"Man kann was bewirken, man muss aber viel Geduld haben"
Gespräch mit dem Beiratssprecher Stefan Markus über die Mitwirkung von Freiwilligen in Bremer Beiräten
16. Mai 2023 – Freiwilligenarbeit stärkt die demokratische Mitgestaltung – besonders deutlich wird das in der Arbeit der Bremer Stadtteilparlamente, der sogenannten Beiräte. Am 14. Mai war es wieder soweit: Dann entschieden die Bremer:innen neu, wer aus welcher Partei in den nächsten vier Jahren in ihrem Beirat vor Ort sitzen soll.

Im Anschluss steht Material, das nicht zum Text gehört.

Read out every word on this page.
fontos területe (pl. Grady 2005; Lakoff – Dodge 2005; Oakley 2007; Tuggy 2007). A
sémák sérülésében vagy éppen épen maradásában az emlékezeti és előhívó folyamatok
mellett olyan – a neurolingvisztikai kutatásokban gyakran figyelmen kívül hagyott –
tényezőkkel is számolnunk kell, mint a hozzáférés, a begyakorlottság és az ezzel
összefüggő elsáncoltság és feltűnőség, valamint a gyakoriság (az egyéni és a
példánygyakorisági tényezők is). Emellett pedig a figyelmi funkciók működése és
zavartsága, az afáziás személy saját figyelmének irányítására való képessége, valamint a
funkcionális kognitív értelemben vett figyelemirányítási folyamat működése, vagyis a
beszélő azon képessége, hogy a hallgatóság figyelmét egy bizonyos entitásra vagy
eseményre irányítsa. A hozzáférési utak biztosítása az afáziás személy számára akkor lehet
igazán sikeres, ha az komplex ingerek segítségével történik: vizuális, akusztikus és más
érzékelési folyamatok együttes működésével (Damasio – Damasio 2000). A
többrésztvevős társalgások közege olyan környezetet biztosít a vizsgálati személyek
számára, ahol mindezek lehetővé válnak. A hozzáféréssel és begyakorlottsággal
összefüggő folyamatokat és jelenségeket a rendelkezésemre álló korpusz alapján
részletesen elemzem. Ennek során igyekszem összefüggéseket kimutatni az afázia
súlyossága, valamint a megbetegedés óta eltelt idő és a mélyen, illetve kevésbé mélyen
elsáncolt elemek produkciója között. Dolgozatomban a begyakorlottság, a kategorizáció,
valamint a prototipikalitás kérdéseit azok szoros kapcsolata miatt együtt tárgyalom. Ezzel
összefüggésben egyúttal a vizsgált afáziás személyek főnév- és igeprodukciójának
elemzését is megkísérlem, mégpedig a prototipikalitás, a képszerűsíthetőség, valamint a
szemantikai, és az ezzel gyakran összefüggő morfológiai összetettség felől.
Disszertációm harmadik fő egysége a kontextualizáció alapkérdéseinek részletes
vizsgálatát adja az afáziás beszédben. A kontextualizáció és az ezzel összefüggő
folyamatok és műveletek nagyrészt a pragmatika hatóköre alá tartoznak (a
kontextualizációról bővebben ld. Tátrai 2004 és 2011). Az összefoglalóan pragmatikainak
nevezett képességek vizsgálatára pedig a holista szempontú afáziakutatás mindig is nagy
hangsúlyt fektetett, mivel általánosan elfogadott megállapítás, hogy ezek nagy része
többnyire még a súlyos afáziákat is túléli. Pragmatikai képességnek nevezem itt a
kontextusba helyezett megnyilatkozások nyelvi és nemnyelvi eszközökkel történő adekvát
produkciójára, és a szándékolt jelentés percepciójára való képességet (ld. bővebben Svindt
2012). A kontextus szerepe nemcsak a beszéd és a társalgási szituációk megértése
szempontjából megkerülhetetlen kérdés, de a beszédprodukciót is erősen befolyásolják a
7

Und das ist nicht unwichtig: Die Beiräte beraten in öffentlichen Sitzungen über alle Angelegenheiten des Ortsamtsbereichs, die von öffentlichem Interesse sind. Sie entscheiden über die Verwendung von Mitteln. Und sie befassen sich mit allen Anregungen und Beschwerden der Bevölkerung. Unterstützt werden sie durch die Ortsämter; von denen vier der insgesamt 17 Ortsämter ehrenamtlich geleitet werden.
Im Hinblick auf die Engagementstrategie haben wir einen dieser Freiwilligen getroffen: Stefan Markus, Leiter des Bürgerhauses Obervieland ist seit 12 Jahren als Beiratssprecher des Beirats Obervieland aktiv und blickt auf acht Jahre Erfahrungen als Sprecher aller Beiräte zurück. Nun hört er mit der politischen Arbeit auf und will Platz machen für neue Ideen und Veränderung. „Man kann was bewirken, muss aber viel Geduld haben“, ist sein Fazit. Besonders die Vernetzung, die das Amt mit sich bringt und die Möglichkeiten, etwas zu verändern, haben ihm immer besonders viel Freude gemacht. Das Beiratsgesetz habe mehr Mitbestimmungsrechte ermöglicht. Die Beiräte würden früher beteiligt, und so ließen sich Konflikte auch schon vorab klären. Gleichzeitig sei der bürokratische Aufwand gestiegen – für viele Beiräte sei es vor allem ein Zeitproblem, sich in die oft detailreichen Sachfragen einzuarbeiten, die oft mit seitenweisen Vorlagen daher kommen.
Und was müsste sich ändern? Was ist noch zu tun? Die Besetzung der Beiräte ist gezeichnet von einer starken Überalterung. Es gibt immer wieder zu wenig neue Anwärter:innen. Zudem bilden sie oftmals nicht die Diversität der Gesellschaft ab. Zeit und hohe Anforderungen seien das Hauptproblem. Aber auch die Frage, wie man junge Menschen gewinnen kann, treibt Stefan Markus um. Einige Beiräte haben Jugendbeiräte gebildet. Damit dies flächendeckend möglich wäre, bräuchte es hauptamtliche Beschäftigte in den Ortsämtern, die die Jugendbeteiligung organisieren. Alleine läuft es nicht.
Zudem braucht es mehr Öffentlichkeitsarbeit, um die Arbeit der Beiräte überhaupt sichtbar zu machen. Und die Digitalisierung sei noch immer unzureichend – eigentlich müssen alle Sitzungen immer digital übertragen werden. Das könnte auch zur stärken Teilhabe beitragen.
Es gibt also noch Einiges zu tun. Umso schöner, dass sich trotz allem wieder Bremer:innen gefunden haben, zur Wahl zu kandidieren.